If you look at executives loading up on put options and say "surely that proves intent", then they'll instead call up their old Harvard buddies at Goldman Sachs and tell them all the reasons the new CEO's going to be great. They'll take the hint and load up on puts on his behalf, then 10 years later give him a cushy job at the hedge fund.
Maybe they wouldn't do it to a successful company. But if a company starts declining, has a couple bad quarters... the executives start looking for an "exit strategy", and you just legalized a whole class of them if they accelerate the decline as long as it's too hard to prove intent.
If you try to ban specific examples and legalize the general principle, they'll spend years of their life arranging for companies to be bankrupted in ways that are hard to prove illegal. There'll be documented "good reasons" for everything, but despite that they will be millionaires and their companies failures.
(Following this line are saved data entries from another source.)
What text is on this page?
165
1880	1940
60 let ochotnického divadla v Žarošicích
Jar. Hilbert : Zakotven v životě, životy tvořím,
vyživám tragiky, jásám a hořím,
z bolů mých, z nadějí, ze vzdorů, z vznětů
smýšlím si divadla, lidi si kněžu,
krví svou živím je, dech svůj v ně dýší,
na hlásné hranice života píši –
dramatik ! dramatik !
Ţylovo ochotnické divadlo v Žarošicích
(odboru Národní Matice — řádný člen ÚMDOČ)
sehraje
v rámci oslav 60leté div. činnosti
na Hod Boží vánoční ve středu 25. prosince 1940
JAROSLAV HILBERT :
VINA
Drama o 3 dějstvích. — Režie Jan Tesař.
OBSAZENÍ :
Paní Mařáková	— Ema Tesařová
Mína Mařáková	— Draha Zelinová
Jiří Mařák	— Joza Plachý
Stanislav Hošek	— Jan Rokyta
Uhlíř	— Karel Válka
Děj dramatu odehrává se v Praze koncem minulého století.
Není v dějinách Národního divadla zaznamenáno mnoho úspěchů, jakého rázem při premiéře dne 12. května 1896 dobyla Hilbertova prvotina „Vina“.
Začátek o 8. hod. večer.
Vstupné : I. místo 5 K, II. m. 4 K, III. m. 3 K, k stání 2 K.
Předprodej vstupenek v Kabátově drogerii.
You can't look at the most obvious case and say "we'll just ban that". It's not how these people work - they are reading the law and planning around the edge cases.
They're only "obvious" frauds if I'm sitting here writing a paragraph describing it like one.
There is a global feed of press releases that companies release into, and the average HN commenter is incapable of distinguishing frauds from real better than anyone else. The executives that make these press releases use different language that doesn't describe it as fraudulent, and this makes it non-obvious.
If the "trading profit" is the only signal you have, I'm sure Goldman Sachs can come up with a way to make it less obvious than "buy lots of short-term expiring put options on your own company". You can't look at only the obvious case - you have to look at all possible things all finance people can do and rule out any possibility of profiting from a downwards movement that was engineered. Otherwise, they will profit from the gaps in your ability to detect them.
In order for something to be a crime, it has to be proven "beyond reasonable doubt". Say with 90% certainty. That is, 2 bits of certainty. But you can make a trading profit while leaking 1, 0.5, or 0.1 bits of certainty. It is extremely difficult for non-specialists to detect a trade pattern based on a leak of 0.1 bits of certainty.
Insider trading isn’t the only potential motive for an action like that. A competitor could pay a mole to help them get ahead by taking down the competition, for example. I’m skeptical that insider trading law plays a significant role in preventing schemes like this from occurring. The entity with the strongest incentive to prevent a company from being sabotaged is the company itself. Insiders can complain to regulators or prosecutors if they think something like this is happening, and that’s pretty much the only way they’d find out.